# comb honey price?



## King bee apiary (Feb 8, 2005)

ok I will have some comb honey soon but have no idea how much to charge for it..
plan on some clam shell comb honey,some pint chunk,quart chunk.
what should I charge?


----------



## George Fergusson (May 19, 2005)

What the market will bear plus 10%

I understand that in some areas comb honey does really well, not so well in others. Here in Maine, comb honey goes for a premium- upwards of $6 I think, for one of those wooden boxes, last time I checked. Other places I guess you can't give it away. I'll be seeing someone next week that makes comb honey- I'll ask them what they're getting.


----------



## buz (Dec 8, 2005)

Those who sell the plastic boxes of comb honey are getting $9 for about a 4x4 sqaure.

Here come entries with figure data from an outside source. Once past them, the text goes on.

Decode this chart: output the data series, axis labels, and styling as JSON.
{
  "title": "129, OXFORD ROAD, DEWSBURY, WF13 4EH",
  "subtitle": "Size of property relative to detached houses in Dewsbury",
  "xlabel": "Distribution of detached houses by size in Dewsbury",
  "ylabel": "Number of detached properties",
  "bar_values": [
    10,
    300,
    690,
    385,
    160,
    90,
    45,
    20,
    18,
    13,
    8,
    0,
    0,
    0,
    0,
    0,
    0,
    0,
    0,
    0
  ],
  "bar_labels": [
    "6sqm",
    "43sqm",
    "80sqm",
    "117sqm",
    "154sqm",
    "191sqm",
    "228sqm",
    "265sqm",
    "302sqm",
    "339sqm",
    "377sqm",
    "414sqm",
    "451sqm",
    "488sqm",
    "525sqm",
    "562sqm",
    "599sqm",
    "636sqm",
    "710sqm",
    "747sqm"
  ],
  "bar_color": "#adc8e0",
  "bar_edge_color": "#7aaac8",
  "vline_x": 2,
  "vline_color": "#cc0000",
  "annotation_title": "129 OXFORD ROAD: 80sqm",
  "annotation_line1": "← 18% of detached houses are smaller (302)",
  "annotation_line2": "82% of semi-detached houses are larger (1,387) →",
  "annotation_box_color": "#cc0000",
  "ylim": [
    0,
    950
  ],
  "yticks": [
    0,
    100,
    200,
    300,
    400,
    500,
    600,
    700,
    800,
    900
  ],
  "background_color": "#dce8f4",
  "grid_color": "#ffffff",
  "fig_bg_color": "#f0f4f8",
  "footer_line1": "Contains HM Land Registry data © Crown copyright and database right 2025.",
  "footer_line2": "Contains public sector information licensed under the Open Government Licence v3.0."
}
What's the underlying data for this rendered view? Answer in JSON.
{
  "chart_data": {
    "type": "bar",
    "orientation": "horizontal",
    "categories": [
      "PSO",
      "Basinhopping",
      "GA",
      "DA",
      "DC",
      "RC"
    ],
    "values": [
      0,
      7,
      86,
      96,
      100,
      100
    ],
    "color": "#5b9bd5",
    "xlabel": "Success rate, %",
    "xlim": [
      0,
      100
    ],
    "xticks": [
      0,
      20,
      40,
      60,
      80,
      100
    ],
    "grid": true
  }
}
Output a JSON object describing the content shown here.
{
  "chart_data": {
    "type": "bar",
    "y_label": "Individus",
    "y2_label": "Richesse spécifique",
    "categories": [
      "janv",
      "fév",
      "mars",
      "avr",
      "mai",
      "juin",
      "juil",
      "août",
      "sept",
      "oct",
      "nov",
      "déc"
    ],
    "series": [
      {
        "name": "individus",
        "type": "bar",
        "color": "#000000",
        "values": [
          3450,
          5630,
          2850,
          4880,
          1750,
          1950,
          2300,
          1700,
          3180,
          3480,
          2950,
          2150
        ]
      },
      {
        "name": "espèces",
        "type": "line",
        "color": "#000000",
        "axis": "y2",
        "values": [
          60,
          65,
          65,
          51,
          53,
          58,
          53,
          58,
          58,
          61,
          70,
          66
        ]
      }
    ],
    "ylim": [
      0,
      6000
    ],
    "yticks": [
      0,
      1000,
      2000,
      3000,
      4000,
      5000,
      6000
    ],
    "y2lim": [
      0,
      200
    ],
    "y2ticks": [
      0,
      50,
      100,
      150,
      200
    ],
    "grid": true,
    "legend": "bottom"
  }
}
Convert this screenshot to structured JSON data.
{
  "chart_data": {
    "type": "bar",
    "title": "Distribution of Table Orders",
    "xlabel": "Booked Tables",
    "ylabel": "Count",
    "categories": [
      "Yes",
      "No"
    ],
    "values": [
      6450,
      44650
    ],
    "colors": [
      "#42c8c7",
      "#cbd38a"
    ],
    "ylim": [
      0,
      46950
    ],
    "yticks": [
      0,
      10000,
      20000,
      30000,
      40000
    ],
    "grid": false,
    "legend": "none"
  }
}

I don't see much chunk honey around.

Happy


----------



## Laurence Hope (Aug 24, 2005)

I sell 4x4 in clamshell for $6.00. I get some resistance and some praise to its price. Go figure!


----------



## clintonbemrose (Oct 23, 2001)

I sell a medium 6 1/4 frame for $20.00 plus a $2.00 deposit on the frame. I sell many frames of comb honey this way. (aproximatly 30 suppers of it a year)
Clint


----------



## George Fergusson (May 19, 2005)

>I sell a medium 6 1/4 frame for $20.00

Huh. About how much comb honey is that? A 10 frame medium super full of honey is about 60 pounds I think, so a single frame is about 5 pounds?


----------



## GaSteve (Apr 28, 2004)

This is the highest price I've seen. 16 bucks for a Ross Round. 15 for a 4x4 square.

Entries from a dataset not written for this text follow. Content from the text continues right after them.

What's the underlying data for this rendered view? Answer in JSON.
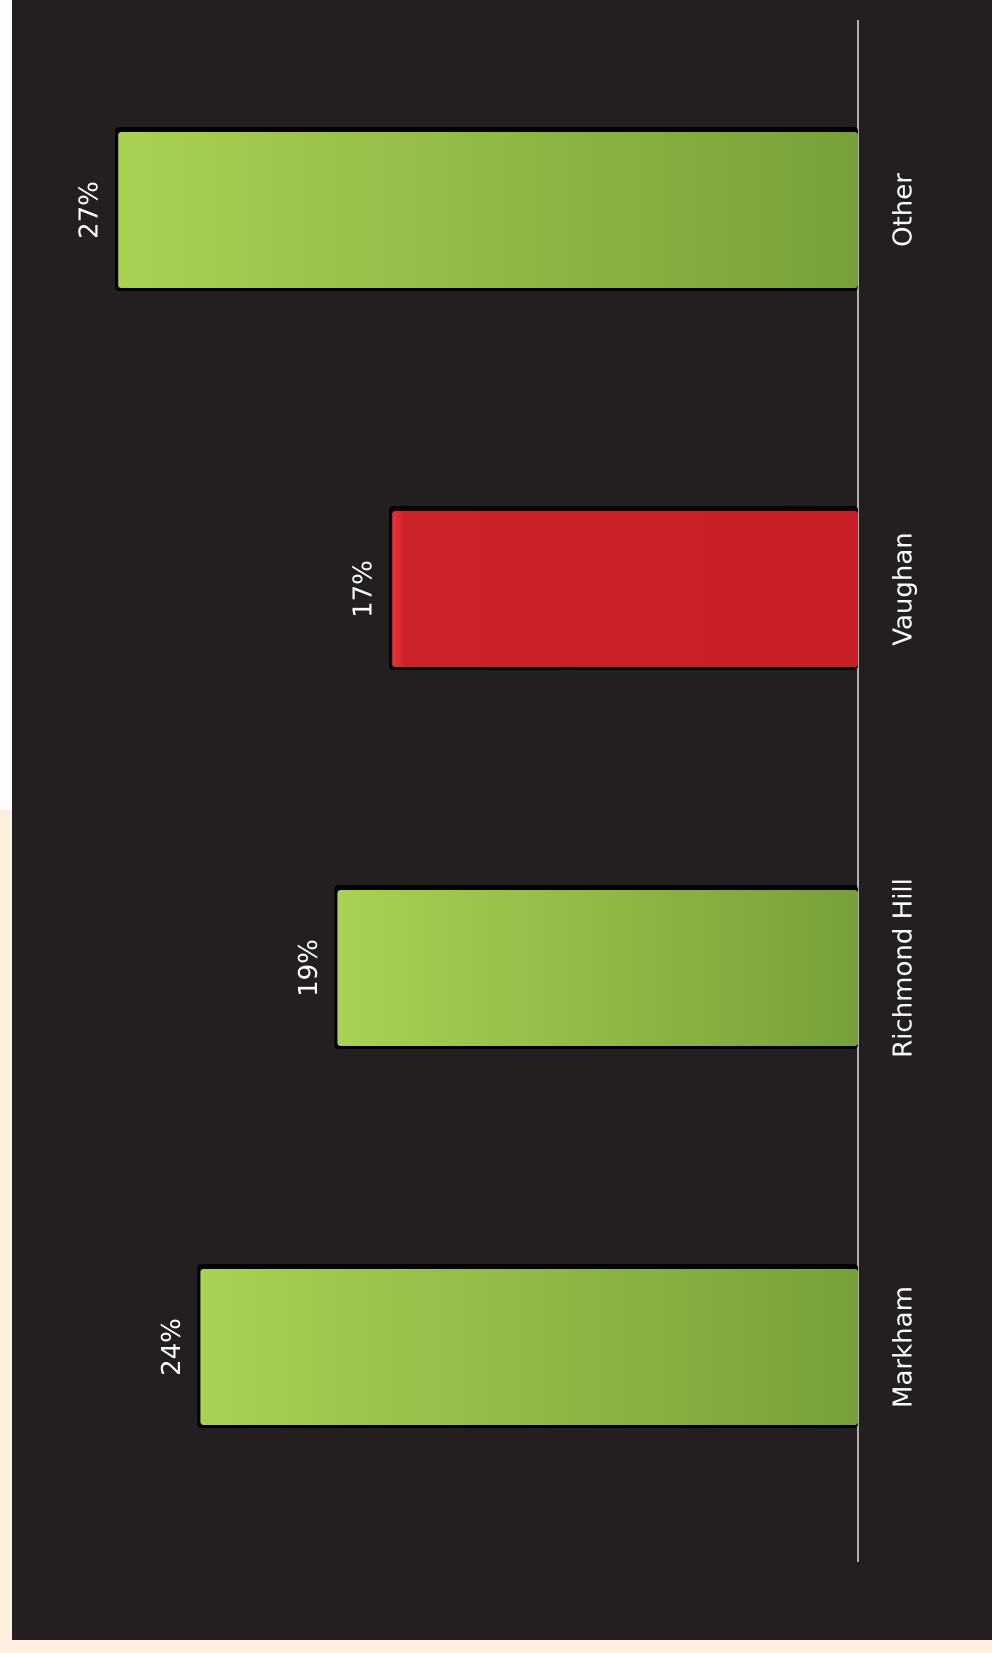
{
  "chart_data": {
    "type": "bar",
    "orientation": "rotated",
    "categories": [
      "Markham",
      "Richmond Hill",
      "Vaughan",
      "Other"
    ],
    "values": [
      24,
      19,
      17,
      27
    ],
    "value_labels": [
      "24%",
      "19%",
      "17%",
      "27%"
    ],
    "colors": [
      "#9cc447",
      "#9cc447",
      "#cc2229",
      "#9cc447"
    ]
  }
}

http://www.savannahbee.com/ShowView/category/14

Clicking on the picture reveals this product description: 

Filled with honey equalling the life's work of two bees, each golden cell brims with the concentrated nectar of thousands of rare and remote Georgia flowers. When you eat Savannah Bee honeycomb with wine and cheese, you think dreams can come true. When you spread it on a hot piece of buttered toast, you think it's happening right now. 

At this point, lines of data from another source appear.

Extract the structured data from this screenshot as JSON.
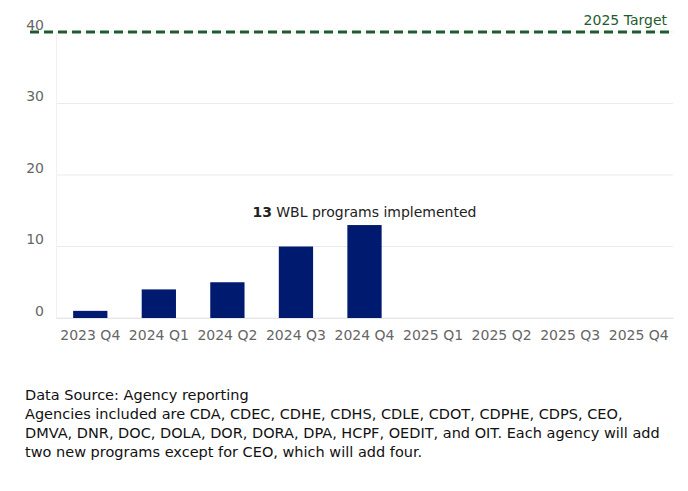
{
  "chart_data": {
    "type": "bar",
    "categories": [
      "2023 Q4",
      "2024 Q1",
      "2024 Q2",
      "2024 Q3",
      "2024 Q4",
      "2025 Q1",
      "2025 Q2",
      "2025 Q3",
      "2025 Q4"
    ],
    "values": [
      1,
      4,
      5,
      10,
      13,
      null,
      null,
      null,
      null
    ],
    "color": "#001a70",
    "ylim": [
      0,
      40
    ],
    "yticks": [
      0,
      10,
      20,
      30,
      40
    ],
    "grid": true,
    "target": {
      "value": 40,
      "label": "2025 Target",
      "color": "#1e5c2e"
    },
    "annotation": {
      "value": 13,
      "text": "WBL programs implemented"
    },
    "notes": [
      "Data Source: Agency reporting",
      "Agencies included are CDA, CDEC, CDHE, CDHS, CDLE, CDOT, CDPHE, CDPS, CEO,",
      "DMVA, DNR, DOC, DOLA, DOR, DORA, DPA, HCPF, OEDIT, and OIT. Each agency will add",
      "two new programs except for CEO, which will add four."
    ]
  }
}
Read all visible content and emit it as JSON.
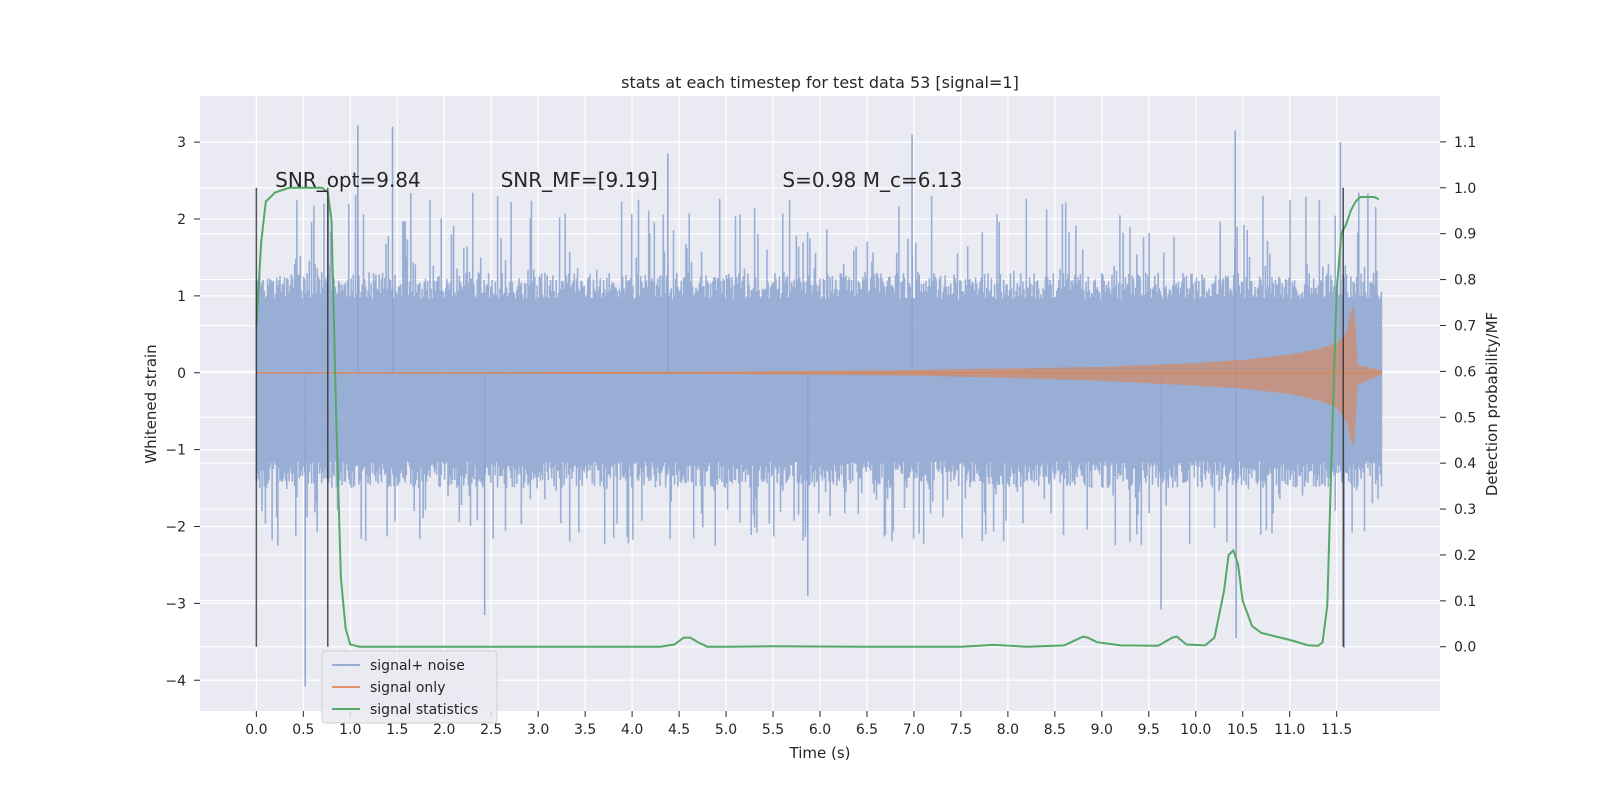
{
  "chart_data": {
    "type": "line",
    "title": "stats at each timestep for test data 53 [signal=1]",
    "xlabel": "Time (s)",
    "ylabel": "Whitened strain",
    "y2label": "Detection probability/MF",
    "xlim": [
      -0.6,
      12.6
    ],
    "ylim": [
      -4.4,
      3.6
    ],
    "y2lim": [
      -0.14,
      1.2
    ],
    "x_ticks": [
      0.0,
      0.5,
      1.0,
      1.5,
      2.0,
      2.5,
      3.0,
      3.5,
      4.0,
      4.5,
      5.0,
      5.5,
      6.0,
      6.5,
      7.0,
      7.5,
      8.0,
      8.5,
      9.0,
      9.5,
      10.0,
      10.5,
      11.0,
      11.5
    ],
    "x_tick_labels": [
      "0.0",
      "0.5",
      "1.0",
      "1.5",
      "2.0",
      "2.5",
      "3.0",
      "3.5",
      "4.0",
      "4.5",
      "5.0",
      "5.5",
      "6.0",
      "6.5",
      "7.0",
      "7.5",
      "8.0",
      "8.5",
      "9.0",
      "9.5",
      "10.0",
      "10.5",
      "11.0",
      "11.5"
    ],
    "y_ticks": [
      -4,
      -3,
      -2,
      -1,
      0,
      1,
      2,
      3
    ],
    "y_tick_labels": [
      "−4",
      "−3",
      "−2",
      "−1",
      "0",
      "1",
      "2",
      "3"
    ],
    "y2_ticks": [
      0.0,
      0.1,
      0.2,
      0.3,
      0.4,
      0.5,
      0.6,
      0.7,
      0.8,
      0.9,
      1.0,
      1.1
    ],
    "y2_tick_labels": [
      "0.0",
      "0.1",
      "0.2",
      "0.3",
      "0.4",
      "0.5",
      "0.6",
      "0.7",
      "0.8",
      "0.9",
      "1.0",
      "1.1"
    ],
    "grid": true,
    "legend_position": "lower-left",
    "colors": {
      "background": "#eaeaf2",
      "grid": "#ffffff",
      "noise": "#8ba3cf",
      "signal": "#dd8452",
      "stats": "#55a868",
      "vlines": "#2b2b2b"
    },
    "annotations": [
      {
        "text": "SNR_opt=9.84",
        "x": 0.2,
        "y2": 1.0
      },
      {
        "text": "SNR_MF=[9.19]",
        "x": 2.6,
        "y2": 1.0
      },
      {
        "text": "S=0.98   M_c=6.13",
        "x": 5.6,
        "y2": 1.0
      }
    ],
    "vertical_lines": [
      0.0,
      0.76,
      11.57
    ],
    "series": [
      {
        "name": "signal+ noise",
        "color": "#8ba3cf",
        "x_range": [
          0.0,
          11.98
        ],
        "envelope": {
          "mean": 0.0,
          "typical_max": 1.3,
          "typical_min": -1.5,
          "peak_max": 3.22,
          "peak_min": -4.08
        },
        "spikes": [
          {
            "x": 0.52,
            "y": -4.08
          },
          {
            "x": 1.08,
            "y": 3.22
          },
          {
            "x": 1.45,
            "y": 3.2
          },
          {
            "x": 2.43,
            "y": -3.15
          },
          {
            "x": 4.38,
            "y": 2.85
          },
          {
            "x": 5.87,
            "y": -2.9
          },
          {
            "x": 6.98,
            "y": 3.1
          },
          {
            "x": 9.63,
            "y": -3.08
          },
          {
            "x": 10.42,
            "y": 3.15
          },
          {
            "x": 10.43,
            "y": -3.45
          },
          {
            "x": 11.54,
            "y": 3.0
          },
          {
            "x": 11.58,
            "y": -3.58
          }
        ]
      },
      {
        "name": "signal only",
        "color": "#dd8452",
        "x": [
          0.0,
          5.0,
          7.0,
          8.0,
          9.0,
          10.0,
          10.5,
          11.0,
          11.3,
          11.5,
          11.6,
          11.65,
          11.68,
          11.72,
          11.98
        ],
        "upper": [
          0.0,
          0.01,
          0.03,
          0.05,
          0.07,
          0.12,
          0.16,
          0.23,
          0.3,
          0.38,
          0.5,
          0.75,
          0.88,
          0.1,
          0.02
        ],
        "lower": [
          0.0,
          -0.01,
          -0.03,
          -0.06,
          -0.1,
          -0.16,
          -0.2,
          -0.27,
          -0.35,
          -0.45,
          -0.6,
          -0.85,
          -0.95,
          -0.15,
          -0.02
        ]
      },
      {
        "name": "signal statistics",
        "color": "#55a868",
        "axis": "right",
        "x": [
          0.0,
          0.05,
          0.1,
          0.2,
          0.35,
          0.5,
          0.6,
          0.7,
          0.76,
          0.8,
          0.85,
          0.9,
          0.95,
          1.0,
          1.1,
          1.5,
          4.3,
          4.45,
          4.55,
          4.62,
          4.7,
          4.8,
          5.0,
          5.5,
          6.5,
          7.5,
          7.85,
          8.2,
          8.6,
          8.8,
          8.85,
          8.95,
          9.2,
          9.6,
          9.75,
          9.8,
          9.9,
          10.1,
          10.2,
          10.3,
          10.35,
          10.4,
          10.45,
          10.5,
          10.6,
          10.7,
          10.8,
          11.0,
          11.2,
          11.3,
          11.35,
          11.4,
          11.45,
          11.5,
          11.55,
          11.6,
          11.65,
          11.7,
          11.75,
          11.8,
          11.85,
          11.9,
          11.95
        ],
        "y": [
          0.7,
          0.88,
          0.97,
          0.99,
          1.0,
          1.0,
          1.0,
          1.0,
          0.99,
          0.93,
          0.5,
          0.15,
          0.04,
          0.005,
          0.0,
          0.0,
          0.0,
          0.005,
          0.02,
          0.02,
          0.01,
          0.0,
          0.0,
          0.001,
          0.0,
          0.0,
          0.004,
          0.0,
          0.003,
          0.022,
          0.02,
          0.01,
          0.003,
          0.002,
          0.02,
          0.022,
          0.005,
          0.003,
          0.02,
          0.12,
          0.2,
          0.21,
          0.18,
          0.1,
          0.045,
          0.03,
          0.025,
          0.015,
          0.003,
          0.002,
          0.01,
          0.09,
          0.45,
          0.78,
          0.9,
          0.92,
          0.95,
          0.97,
          0.98,
          0.98,
          0.98,
          0.98,
          0.975
        ]
      }
    ]
  }
}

Wow! Sign me up for a couple cases.


----------



## Rich M (Apr 9, 2005)

I saw Ross Rounds for $8 yesterday at my local farm market. They sell out fairly quickly too.


----------



## clintonbemrose (Oct 23, 2001)

I sell by the frame for $20.00 plus a deposit of $2.00 per frame and normally sold out aftre 30 days.
Clint


----------



## buz (Dec 8, 2005)

One question for you Clinton - Do you get many of the frames back? That is are your customers repeats or more one time trials?
thnx


----------



## elkridge (Jan 13, 2010)

Refreshing this honey comb price discussion if anyone has any updates on honey comb prices for this year. I have beautiful white capped honey comb that I'm trying to market for the holidays...you know those Thanksgiving biscuits and rolls need some old timey honey comb. I'm just really struggling with pricing. I don't want to seem like I'm charging an arm and a leg, but there appears to be quite some demand and not much supply around these parts for honey comb. Savanahh Bee company charges $24 for a 12oz chunk of honey comb! Look it up on their website! I don't think I could ask this much, but I also don't just want to give the comb away either.


----------



## kbfarms (Jan 28, 2010)

I sell ross rounds for $5.00 each. Sold out early this year. Need to live in GA and raise the price


----------



## Beeslave (Feb 6, 2009)

2nds(not so pretty) sell well at $5.00 or more.


----------